The U.S. dollar index, which measures the greenback against a trade-weighted basket of six major currencies, rose by 0.19% to 100.02.
Over the past month, the dollar has struggled to build on its recent rally, which took the greenback to a more than three year high in mid-March, weighed down by the Federal Reserve's recent intervention to ramp-up supply of dollars to avert a potential funding crises.
"For the US dollar, the consolidation has also come with a downward tilt – reflecting the view that the Fed will buy more bonds than other central banks, thereby increasing the supply of dollars by more than other central banks increase the supply of other currencies," Morgan Stanley (NYSE:MS) said in a note.
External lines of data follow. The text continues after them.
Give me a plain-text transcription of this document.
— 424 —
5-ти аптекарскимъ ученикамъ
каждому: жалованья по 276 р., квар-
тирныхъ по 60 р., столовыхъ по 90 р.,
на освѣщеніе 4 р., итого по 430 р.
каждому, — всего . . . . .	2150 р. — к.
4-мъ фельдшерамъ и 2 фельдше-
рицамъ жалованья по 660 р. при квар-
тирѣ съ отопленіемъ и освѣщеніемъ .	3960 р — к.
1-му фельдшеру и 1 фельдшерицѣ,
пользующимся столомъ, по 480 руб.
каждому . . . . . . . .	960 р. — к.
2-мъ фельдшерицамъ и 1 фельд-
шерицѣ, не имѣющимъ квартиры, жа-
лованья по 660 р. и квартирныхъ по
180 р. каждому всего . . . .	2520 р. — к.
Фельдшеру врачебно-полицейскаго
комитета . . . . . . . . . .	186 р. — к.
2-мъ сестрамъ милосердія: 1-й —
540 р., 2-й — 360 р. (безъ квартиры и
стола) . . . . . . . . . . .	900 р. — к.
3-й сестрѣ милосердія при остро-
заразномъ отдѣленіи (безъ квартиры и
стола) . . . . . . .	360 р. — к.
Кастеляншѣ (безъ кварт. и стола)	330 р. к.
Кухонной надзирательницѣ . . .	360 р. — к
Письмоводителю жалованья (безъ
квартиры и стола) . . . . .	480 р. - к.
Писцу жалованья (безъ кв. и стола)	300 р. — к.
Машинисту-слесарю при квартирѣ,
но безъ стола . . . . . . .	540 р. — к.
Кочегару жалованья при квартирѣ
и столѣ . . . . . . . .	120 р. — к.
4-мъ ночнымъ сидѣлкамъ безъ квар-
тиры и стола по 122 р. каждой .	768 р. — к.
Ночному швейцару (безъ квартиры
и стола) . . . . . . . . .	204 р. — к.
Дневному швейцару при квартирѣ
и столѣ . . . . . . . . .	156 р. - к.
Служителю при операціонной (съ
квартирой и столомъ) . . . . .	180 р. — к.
Others seem to agree, with Jefferies highlighting signs the dollar squeeze overseas may be on the wane.
"Foreign central banks holdings of Treasuries fell $161 billion from March 4 through April 8, but rose $13.7 billion this past week, the first increase since late February. This combination suggests that the dollar squeeze overseas is easing," Jefferies said.
Underscoring the shift in sentiment on the dollar, data showed speculators increased their net short dollar position in the last week.
The value of the net short dollar position rose to $12.59 billion in the week ended April 14, from $10.5 billion the previous week, according to calculations by Reuters and U.S. Commodity Futures Trading Commission data released on Friday.